Often, a company deals with different types of business changes, such as changes in information needs and requirements, changes in application landscape, organizational changes etc. As an example, consider a change in a database of a business application. Usually, data is transformed and processed through the chain of applications, as noted in Figure 1:

Figure 1: A chain of applications

Figure 1: A chain of applications

 

For convenience, the chain consists of just a few applications, but in reality, especially in large companies, such chains consist of dozens of applications.

If, for example in “Company web-page” (the starting point of the chain on the left side of the Figure 1) the database of one of the applications is changed, it means that professionals will need to estimate all required changes in the consequent applications, including the impact on the end reports and/or dashboards. In this case, data lineage will be able to ease the impact analysis of the change.

For example, if changes touch information and reporting requirements (the end point of the chain in Figure 1), professionals will need to use root-cause analysis that will allow them to assess which data is required to produce this new information, where data should come from and how it should be transformed. In such a case, a root-cause analysis will be much easier to do if the data lineage is already recorded.

Usually, knowledge about data processing is kept in the minds of professionals or in the best-case scenario, on local computers in the form of Word or Excel documents.

Data Quality

In many organizations, there are there are a variety of initiatives around the quality of data. In large international companies, a major data quality program may require several years for development and implementation, and longer for the user community to judge it successful. Unfortunately, many business stakeholders and IT staff do not understand the essential part that accurate data lineage plays in resolution of data quality issues. For example, data lineage plays the key role in performing root-cause analysis while investigating data quality issues.

Supervisor and audit requirements

Supervisors and audit requirements affect the use of data lineage in every organization.

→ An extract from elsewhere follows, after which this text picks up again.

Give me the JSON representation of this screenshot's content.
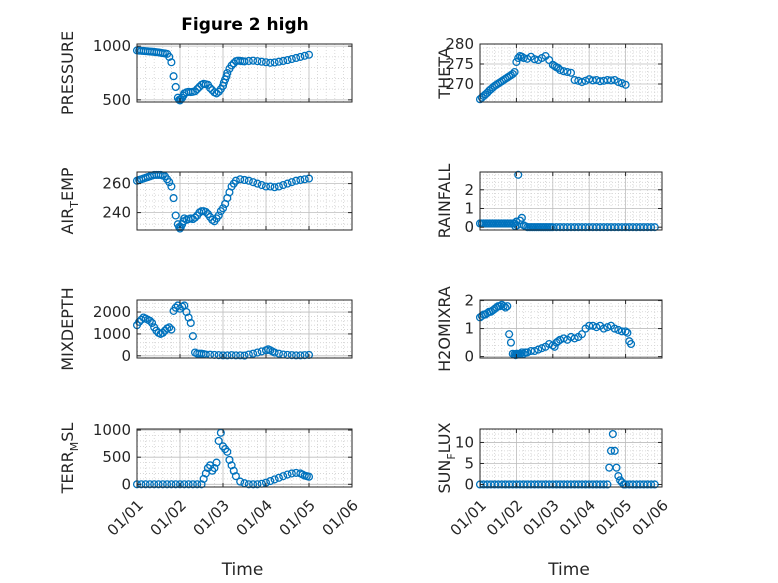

There is a growing tendency that in addition to aggregated reports, supervisors require companies to provide granular reporting data for support of the reported results. Also, especially finance and risk functions often develop requirements that explain how critical metrics and figures in their reports have been derived. For that, professionals must be able to trace back the full chain of data transformations and explain each transformation’s path. This need requires knowledge of end-to-end data linage.

Conclusion

  1. There is no agreed list of components that constitute data lineage.
  2. These are the essential components of data lineage:
  • IT systems (applications, databases, network segments)
  • Data elements
  • Business processes, including different functional roles (data- and non-data related)
  • Data controls.
Figure 2: Key components of Data Lineage

Figure 2: Key components of Data Lineage

 

There are several key points concerning data lineage:

  • Data lineage is a representation of the path along which data flows from the point of its origin to the point of its usage.
  • Data lineage is used to design and describe processes of data transformation and processing.
  • Data lineage is recorded by representing a set of linked components such as data (elements), business processes, IT systems and applications, data controls. These components could be presented on different level of abstraction and detail. Usually, such a lineage is called a ‘horizontal’ data lineage.